Does this sound like a system that is serving our children? If we’re honest, we’ll acknowledge that we can, and must, do better.
So what is the path forward for our children and our public schools? Open Enrollment and School Choice. Children and families need real choice to pick any school or any program anywhere so that they have the best possible outcome. Choice and healthy competition will result in positive outcomes for both our students and our public schools. School choice has existed in other states for decades, and as a result, we have a significant body of data to prove this. In a 2016 review of empirical research, fourteen out of eighteen studies on school choice participant outcomes found academic improvement, thirty-one out of thirty-three found school choice raised outcomes for public school students, and nine out of ten studies found that school choice resulted in less segregated schools.

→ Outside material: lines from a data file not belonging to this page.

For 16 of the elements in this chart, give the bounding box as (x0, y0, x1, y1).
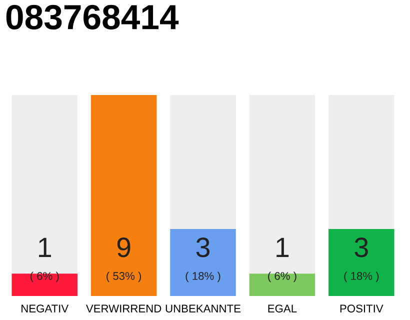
data-label: 3 (354, 238, 368, 258)
annotation: ( 6% ) (268, 272, 296, 282)
data-label: 9 (117, 238, 130, 258)
x-tick-label: UNBEKANNTE (166, 304, 240, 312)
x-tick-label: POSITIV (340, 304, 384, 312)
chart-title: 083768414 (6, 4, 179, 30)
annotation: ( 18% ) (186, 272, 220, 282)
x-tick-label: EGAL (268, 304, 297, 312)
data-label: 1 (276, 238, 289, 257)
data-label: 3 (196, 238, 210, 258)
annotation: ( 18% ) (344, 272, 379, 282)
annotation: ( 6% ) (30, 272, 59, 282)
data-label: 1 (38, 238, 51, 257)
x-tick-label: NEGATIV (22, 304, 69, 312)
x-tick-label: VERWIRREND (86, 304, 162, 312)
annotation: ( 53% ) (106, 272, 142, 282)
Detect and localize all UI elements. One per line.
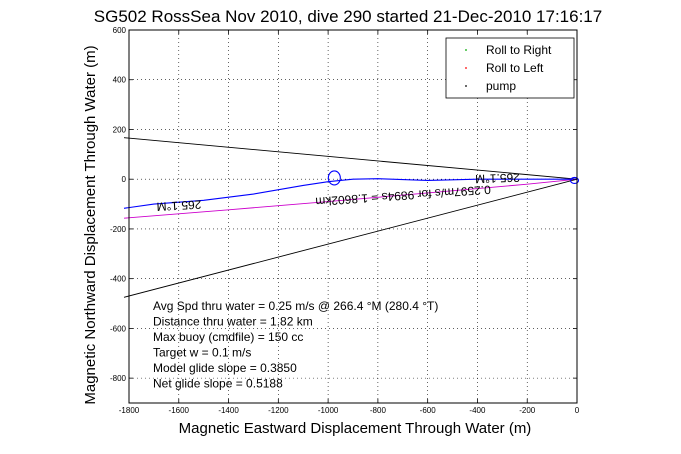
legend-label: Roll to Right [486,43,552,57]
chart-title: SG502 RossSea Nov 2010, dive 290 started… [94,7,602,26]
x-tick-label: -200 [519,406,536,415]
y-tick-label: 600 [113,26,127,35]
upper-cone [123,137,578,180]
x-tick-label: -1600 [169,406,190,415]
stats-annotations: Avg Spd thru water = 0.25 m/s @ 266.4 °M… [153,299,438,391]
x-tick-label: -1000 [318,406,339,415]
x-tick-label: -1800 [119,406,140,415]
stats-line: Model glide slope = 0.3850 [153,361,297,375]
legend-marker [465,67,467,69]
x-tick-label: -600 [420,406,437,415]
x-tick-label: -1200 [268,406,289,415]
stats-line: Max buoy (cmdfile) = 150 cc [153,330,303,344]
y-tick-label: -400 [110,275,127,284]
plot-border [128,29,578,404]
x-axis-label: Magnetic Eastward Displacement Through W… [179,420,532,437]
glide-line [123,178,578,219]
y-tick-label: 0 [122,175,127,184]
x-tick-label: -400 [469,406,486,415]
x-tick-label: -800 [370,406,387,415]
legend: Roll to Right Roll to Left pump [445,37,575,99]
track-loop [327,170,341,186]
track-loop [569,176,580,184]
legend-label: Roll to Left [486,61,544,75]
legend-marker [465,85,467,87]
stats-line: Target w = 0.1 m/s [153,346,251,360]
legend-marker [465,49,467,51]
track-label: 265.1°M [475,170,520,186]
y-tick-label: -800 [110,374,127,383]
stats-line: Avg Spd thru water = 0.25 m/s @ 266.4 °M… [153,299,438,313]
x-tick-label: 0 [575,406,580,415]
legend-label: pump [486,79,516,93]
legend-box [445,37,575,99]
track-label: 265.1°M [156,197,201,213]
y-tick-label: 400 [113,76,127,85]
y-tick-label: 200 [113,125,127,134]
stats-line: Distance thru water = 1.82 km [153,315,313,329]
y-tick-label: -600 [110,324,127,333]
stats-line: Net glide slope = 0.5188 [153,377,283,391]
tracks [123,137,580,298]
axis-ticks: -1800 -1600 -1400 -1200 -1000 -800 -600 -400 -20… [110,26,580,415]
lower-cone [123,178,578,298]
track-line [123,178,577,209]
x-tick-label: -1400 [218,406,239,415]
y-axis-label: Magnetic Northward Displacement Through … [82,45,99,404]
y-tick-label: -200 [110,225,127,234]
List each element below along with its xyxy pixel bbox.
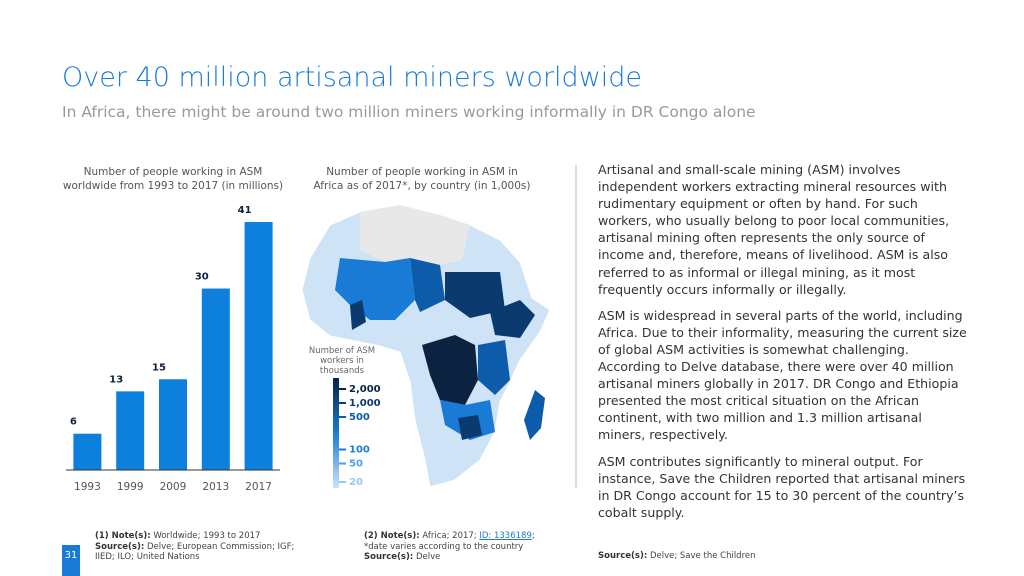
legend-tick-label: 500 bbox=[349, 412, 370, 423]
source: Delve; Save the Children bbox=[649, 551, 756, 561]
note-label: (2) Note(s): bbox=[364, 531, 420, 541]
note: Africa; 2017; bbox=[422, 531, 477, 541]
paragraph: ASM contributes significantly to mineral… bbox=[598, 453, 966, 520]
ethiopia-region bbox=[490, 300, 535, 338]
congo-region bbox=[422, 335, 478, 405]
bar bbox=[73, 433, 102, 470]
statistic-link[interactable]: ID: 1336189 bbox=[479, 531, 532, 541]
madagascar bbox=[524, 390, 545, 440]
ghana-region bbox=[350, 300, 366, 330]
value-label: 30 bbox=[195, 272, 209, 283]
source: Delve; European Commission; IGF; IIED; I… bbox=[95, 541, 295, 563]
source-label: Source(s): bbox=[598, 551, 648, 561]
legend-tick-label: 1,000 bbox=[349, 398, 381, 409]
source-label: Source(s): bbox=[95, 541, 145, 552]
page-number: 31 bbox=[62, 545, 80, 576]
x-tick-label: 2017 bbox=[245, 481, 272, 493]
paragraph: Artisanal and small-scale mining (ASM) i… bbox=[598, 162, 950, 297]
bar bbox=[244, 222, 273, 470]
bar bbox=[201, 288, 230, 470]
footnote: (1) Note(s): Worldwide; 1993 to 2017 Sou… bbox=[95, 531, 315, 563]
note-label: (1) Note(s): bbox=[95, 531, 151, 541]
zimbabwe-region bbox=[458, 415, 482, 440]
value-label: 15 bbox=[152, 362, 166, 373]
sudan-region bbox=[445, 272, 505, 318]
legend-tick-label: 100 bbox=[349, 444, 370, 455]
footnote: Source(s): Delve; Save the Children bbox=[598, 551, 798, 562]
africa-map bbox=[301, 204, 551, 488]
north-region bbox=[360, 205, 470, 265]
legend-tick-label: 50 bbox=[349, 458, 363, 469]
subtitle: In Africa, there might be around two mil… bbox=[62, 103, 756, 121]
colorbar bbox=[333, 378, 339, 488]
footnote: (2) Note(s): Africa; 2017; ID: 1336189; … bbox=[364, 531, 554, 563]
x-tick-label: 1993 bbox=[74, 481, 101, 493]
x-tick-label: 2009 bbox=[160, 481, 187, 493]
title: Over 40 million artisanal miners worldwi… bbox=[62, 62, 643, 93]
bar bbox=[159, 379, 187, 470]
legend-tick-label: 20 bbox=[349, 477, 363, 488]
sahel-region bbox=[410, 258, 445, 312]
value-label: 6 bbox=[70, 417, 77, 428]
note: Worldwide; 1993 to 2017 bbox=[153, 531, 261, 541]
bar bbox=[116, 391, 145, 470]
paragraph: ASM is widespread in several parts of th… bbox=[598, 307, 967, 443]
x-tick-label: 1999 bbox=[117, 481, 144, 493]
value-label: 41 bbox=[238, 205, 252, 216]
source: Delve bbox=[415, 552, 441, 562]
legend-tick-label: 2,000 bbox=[349, 384, 381, 395]
east-region bbox=[478, 340, 510, 395]
value-label: 13 bbox=[109, 374, 123, 385]
bar-chart-title: Number of people working in ASM worldwid… bbox=[62, 166, 284, 192]
source-label: Source(s): bbox=[364, 552, 414, 562]
legend-title: Number of ASM workers in thousands bbox=[308, 346, 376, 376]
map-title: Number of people working in ASM in Afric… bbox=[313, 166, 531, 192]
x-tick-label: 2013 bbox=[202, 481, 229, 493]
body-text: Artisanal and small-scale mining (ASM) i… bbox=[598, 161, 970, 530]
note: ; *date varies according to the country bbox=[364, 531, 535, 552]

This kind of competition has the potential to make Oregon’s public schools so attractive and top notch that people will stand in line to attend, similar to the charter school effect. Oregon charter schools only get 80% of the funding of a public district school, but they’ve learned to run creatively and efficiently. Parents regularly wait in a lottery for a spot for their child in one of these schools! When our students from different high schools in Salem Keizer are given real choice to choose the CTEC program, and come from different zip codes to attend this program, we have excellent outcomes with nearly 99% graduation and no behavioral problems..
Children and parents can’t wait until public schools can become safer and return to a focus on high quality education. We need a paradigm shift that places the interests of our children squarely in the center of education solutions.
Open Enrollment and School Choice offer real equity. It’s time to stop tying our children to their zip code. It’s time to stop dividing our schools into the “haves” and “have nots.” It’s time to ensure personalized education and strong outcomes so our next generation has the best chance at becoming productive and contributing citizens. Our children can’t wait until we get our act together. Let’s put Open Enrollment and School Choice on November’s ballot.
Satya Chandragiri MD is a Salem-Keizer School Board Director for Zone 4, a board-certified psychiatrist, an immigrant, and father of Oregon public school graduates. He resides in Salem with his family.